Car pratiquement rien n’a un impact plus négatif sur la nature que la présence humaine. Il y a un débat scientifique sur la nocivité des radiations de Tchernobyl pour les animaux et les plantes de la région. Néanmoins, de nombreux chercheurs estiment désormais : « Même si les radiations ne sont pas bonnes pour eux, les bénéfices de l’absence d’humains dépassent les dommages. » L’écologiste et scientifique britannique James Lovelock a même suggéré de stocker les déchets nucléaires dans la forêt tropicale afin de les sauver, la forêt tropicale, « pour la protéger de la destruction par des investisseurs cupides ».

L’endroit en Grande-Bretagne où l’on trouve le plus de biodiversité par mètre carré n’est pas une forêt apparemment vierge ou un parc joliment aménagé, mais un ancien site industriel. Ce sont ces lieux abandonnés, pas forcément originaux, qui intéressent particulièrement Flyn : précisément parce que la plupart des gens ne le font pas et s’en éloignent.

Donner de l’espoir sans banaliser

Flyn prône une nouvelle façon de regarder notre environnement, pour ne pas se laisser bercer par des idées esthétiques : « Se rendre dans une mine abandonnée, une décharge à résidus miniers, une carrière, un parking ou un terminal pétrolier et y reconnaître la merveille de la nature nouvellement créée n’est certes pas facile. Mais en ces temps de tension écologique, cela vaut la peine de cultiver cette perspective.»

Il est vrai que cette perception des merveilles de la flore et de la faune vire parfois au kitsch (« Chaque respiration, chaque gorgée est pleine de potentiel. Dans une poignée de rien se trouve la graine de tout »). Mais du fait des faits parfois curieux que Flyn présente, il est avant tout instructif et rafraîchissant.

Mais c’est là qu’il y a un problème. Parce que Flyn marche sur une ligne fine : elle veut donner de l’espoir, mais pas le banaliser. Ce qui n’est pas facile, c’est lorsqu’elle souligne qu’une nouvelle vie émerge même dans les endroits les plus meurtris de la planète.

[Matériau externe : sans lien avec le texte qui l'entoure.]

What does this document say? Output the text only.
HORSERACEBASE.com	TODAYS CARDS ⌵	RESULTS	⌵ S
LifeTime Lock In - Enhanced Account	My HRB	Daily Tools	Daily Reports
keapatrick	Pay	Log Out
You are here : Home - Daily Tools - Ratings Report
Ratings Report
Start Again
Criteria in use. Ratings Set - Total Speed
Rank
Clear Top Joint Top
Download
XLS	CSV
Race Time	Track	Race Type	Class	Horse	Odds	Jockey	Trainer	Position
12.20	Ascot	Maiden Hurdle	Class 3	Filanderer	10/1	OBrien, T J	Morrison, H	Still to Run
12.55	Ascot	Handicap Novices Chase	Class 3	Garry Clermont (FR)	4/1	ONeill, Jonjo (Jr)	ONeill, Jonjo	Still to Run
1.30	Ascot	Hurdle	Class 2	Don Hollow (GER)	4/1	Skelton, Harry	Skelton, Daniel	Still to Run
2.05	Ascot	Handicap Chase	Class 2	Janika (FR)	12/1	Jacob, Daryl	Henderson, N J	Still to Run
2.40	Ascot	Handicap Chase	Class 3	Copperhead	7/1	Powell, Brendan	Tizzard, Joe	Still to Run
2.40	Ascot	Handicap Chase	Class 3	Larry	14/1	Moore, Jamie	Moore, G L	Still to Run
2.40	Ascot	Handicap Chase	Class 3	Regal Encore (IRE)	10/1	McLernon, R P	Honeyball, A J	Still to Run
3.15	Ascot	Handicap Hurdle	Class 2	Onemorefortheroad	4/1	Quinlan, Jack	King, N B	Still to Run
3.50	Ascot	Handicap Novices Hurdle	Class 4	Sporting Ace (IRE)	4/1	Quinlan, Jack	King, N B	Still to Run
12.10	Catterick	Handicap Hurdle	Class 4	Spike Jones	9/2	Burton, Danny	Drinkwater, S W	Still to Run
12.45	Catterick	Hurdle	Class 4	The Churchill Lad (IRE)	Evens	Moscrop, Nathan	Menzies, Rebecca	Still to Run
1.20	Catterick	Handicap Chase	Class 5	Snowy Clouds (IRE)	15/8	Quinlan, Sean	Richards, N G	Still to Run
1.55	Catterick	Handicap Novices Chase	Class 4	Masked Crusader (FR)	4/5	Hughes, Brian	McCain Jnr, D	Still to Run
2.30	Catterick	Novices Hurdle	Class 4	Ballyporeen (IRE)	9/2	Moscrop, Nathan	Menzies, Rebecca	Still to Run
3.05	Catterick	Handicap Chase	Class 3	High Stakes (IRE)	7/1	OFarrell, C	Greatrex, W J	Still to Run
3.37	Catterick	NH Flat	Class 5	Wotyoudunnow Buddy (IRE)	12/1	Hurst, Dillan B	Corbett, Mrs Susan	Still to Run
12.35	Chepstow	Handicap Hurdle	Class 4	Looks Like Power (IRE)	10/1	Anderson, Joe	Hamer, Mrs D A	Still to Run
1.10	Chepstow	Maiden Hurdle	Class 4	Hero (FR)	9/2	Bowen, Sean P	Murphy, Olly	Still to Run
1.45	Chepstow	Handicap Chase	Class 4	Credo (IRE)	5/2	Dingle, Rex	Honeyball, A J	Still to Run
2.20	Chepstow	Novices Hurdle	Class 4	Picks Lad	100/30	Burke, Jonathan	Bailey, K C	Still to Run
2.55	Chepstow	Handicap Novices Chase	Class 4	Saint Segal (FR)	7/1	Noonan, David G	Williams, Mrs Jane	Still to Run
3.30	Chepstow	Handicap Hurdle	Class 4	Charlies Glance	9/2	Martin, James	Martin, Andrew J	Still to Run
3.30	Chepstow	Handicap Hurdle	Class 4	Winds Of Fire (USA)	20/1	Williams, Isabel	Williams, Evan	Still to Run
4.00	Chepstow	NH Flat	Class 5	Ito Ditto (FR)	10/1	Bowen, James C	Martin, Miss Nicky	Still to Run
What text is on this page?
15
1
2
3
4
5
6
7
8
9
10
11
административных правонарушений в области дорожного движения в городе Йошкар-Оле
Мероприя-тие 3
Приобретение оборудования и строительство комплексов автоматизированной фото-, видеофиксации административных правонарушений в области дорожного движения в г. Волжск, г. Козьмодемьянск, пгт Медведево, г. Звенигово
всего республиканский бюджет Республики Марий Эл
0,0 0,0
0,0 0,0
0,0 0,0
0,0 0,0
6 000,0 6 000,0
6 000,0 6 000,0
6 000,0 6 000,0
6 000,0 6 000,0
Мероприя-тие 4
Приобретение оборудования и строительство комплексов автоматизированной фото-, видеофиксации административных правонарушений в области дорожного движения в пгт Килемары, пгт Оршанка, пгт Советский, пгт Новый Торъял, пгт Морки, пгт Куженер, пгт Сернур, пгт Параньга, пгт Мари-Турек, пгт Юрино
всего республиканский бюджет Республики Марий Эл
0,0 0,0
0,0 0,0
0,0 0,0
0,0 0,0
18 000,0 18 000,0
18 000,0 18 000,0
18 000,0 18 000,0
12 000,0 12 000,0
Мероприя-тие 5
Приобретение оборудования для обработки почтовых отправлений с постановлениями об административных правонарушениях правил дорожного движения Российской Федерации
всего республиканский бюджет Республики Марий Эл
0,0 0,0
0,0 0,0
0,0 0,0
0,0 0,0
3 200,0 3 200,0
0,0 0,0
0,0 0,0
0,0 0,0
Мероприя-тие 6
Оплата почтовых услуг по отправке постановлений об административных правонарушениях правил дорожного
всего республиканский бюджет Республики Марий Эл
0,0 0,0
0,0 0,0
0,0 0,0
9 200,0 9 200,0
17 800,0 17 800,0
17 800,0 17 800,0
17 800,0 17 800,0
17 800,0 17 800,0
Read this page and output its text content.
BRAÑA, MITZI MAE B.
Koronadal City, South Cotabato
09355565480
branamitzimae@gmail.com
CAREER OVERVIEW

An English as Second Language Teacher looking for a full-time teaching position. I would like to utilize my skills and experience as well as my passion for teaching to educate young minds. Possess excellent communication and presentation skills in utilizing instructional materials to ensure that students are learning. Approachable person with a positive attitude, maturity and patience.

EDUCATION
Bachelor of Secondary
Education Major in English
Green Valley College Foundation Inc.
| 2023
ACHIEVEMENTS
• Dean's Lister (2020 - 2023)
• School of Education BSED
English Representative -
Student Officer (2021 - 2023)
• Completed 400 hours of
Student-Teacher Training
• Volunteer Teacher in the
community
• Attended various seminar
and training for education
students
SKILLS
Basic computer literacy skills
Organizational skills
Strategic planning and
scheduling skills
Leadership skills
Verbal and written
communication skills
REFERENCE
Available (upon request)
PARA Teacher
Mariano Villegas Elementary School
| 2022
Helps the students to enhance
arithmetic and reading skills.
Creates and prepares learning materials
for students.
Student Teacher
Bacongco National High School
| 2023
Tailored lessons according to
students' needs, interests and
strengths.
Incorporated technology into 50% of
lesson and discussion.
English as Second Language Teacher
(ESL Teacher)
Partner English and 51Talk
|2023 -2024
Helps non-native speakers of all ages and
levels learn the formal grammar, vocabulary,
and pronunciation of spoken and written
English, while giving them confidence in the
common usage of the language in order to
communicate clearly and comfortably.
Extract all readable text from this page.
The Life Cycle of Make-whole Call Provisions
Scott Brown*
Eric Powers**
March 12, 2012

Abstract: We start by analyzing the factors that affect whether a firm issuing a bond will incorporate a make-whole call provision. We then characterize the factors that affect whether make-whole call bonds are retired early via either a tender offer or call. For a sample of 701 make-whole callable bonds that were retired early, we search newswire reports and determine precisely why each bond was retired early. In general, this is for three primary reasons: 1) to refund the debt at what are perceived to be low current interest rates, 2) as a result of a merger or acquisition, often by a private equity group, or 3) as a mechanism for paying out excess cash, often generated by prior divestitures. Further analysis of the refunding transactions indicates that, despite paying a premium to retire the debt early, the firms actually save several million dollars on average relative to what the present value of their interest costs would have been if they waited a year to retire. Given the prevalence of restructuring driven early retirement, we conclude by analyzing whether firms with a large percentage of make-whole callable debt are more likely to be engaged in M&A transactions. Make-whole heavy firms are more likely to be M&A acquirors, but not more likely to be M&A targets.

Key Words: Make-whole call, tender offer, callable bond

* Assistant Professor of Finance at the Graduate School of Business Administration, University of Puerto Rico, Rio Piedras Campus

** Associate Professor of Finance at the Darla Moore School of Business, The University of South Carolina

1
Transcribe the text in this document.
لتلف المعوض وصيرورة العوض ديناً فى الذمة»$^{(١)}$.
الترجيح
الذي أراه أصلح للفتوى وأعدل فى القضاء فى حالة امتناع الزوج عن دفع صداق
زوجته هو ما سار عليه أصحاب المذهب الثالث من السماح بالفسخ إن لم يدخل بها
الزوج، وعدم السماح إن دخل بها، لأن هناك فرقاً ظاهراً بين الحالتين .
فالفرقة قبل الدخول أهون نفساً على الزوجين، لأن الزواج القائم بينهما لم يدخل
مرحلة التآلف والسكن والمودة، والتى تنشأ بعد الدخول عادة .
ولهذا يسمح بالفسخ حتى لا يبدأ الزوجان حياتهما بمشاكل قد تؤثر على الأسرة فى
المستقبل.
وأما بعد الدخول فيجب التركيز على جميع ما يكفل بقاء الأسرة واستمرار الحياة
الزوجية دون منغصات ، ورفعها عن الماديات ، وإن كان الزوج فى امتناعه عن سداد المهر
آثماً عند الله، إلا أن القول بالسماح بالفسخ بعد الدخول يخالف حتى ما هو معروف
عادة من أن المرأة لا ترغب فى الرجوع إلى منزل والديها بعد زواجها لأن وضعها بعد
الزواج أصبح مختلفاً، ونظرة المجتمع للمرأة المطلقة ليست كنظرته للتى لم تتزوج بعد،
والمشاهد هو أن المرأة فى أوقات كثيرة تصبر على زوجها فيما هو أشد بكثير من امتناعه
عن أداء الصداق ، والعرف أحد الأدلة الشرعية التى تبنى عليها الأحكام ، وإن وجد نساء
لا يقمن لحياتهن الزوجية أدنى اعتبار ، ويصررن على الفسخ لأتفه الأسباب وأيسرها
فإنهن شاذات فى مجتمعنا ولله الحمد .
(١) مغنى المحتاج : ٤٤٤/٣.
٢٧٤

En revanche, au Salton Sea en Californie (là encore non sans pathos), Flyn a « une prémonition de la fin du monde, de l’aube de l’âge de la poussière ». Selon l’auteur, la capacité de la nature à reconquérir les habitats, même dans les circonstances les plus défavorables, ne devrait pas conduire à une vision sereine de l’avenir, mais plutôt à une plus grande considération.

Cal Flynn : « Lieux abandonnés ». Fins et débuts dans un monde déserté. Traduit de l’anglais par Milena Adam. Matthes & Seitz Verlag, Berlin 2023. 244 pages, illustrations, couverture rigide, 34 €.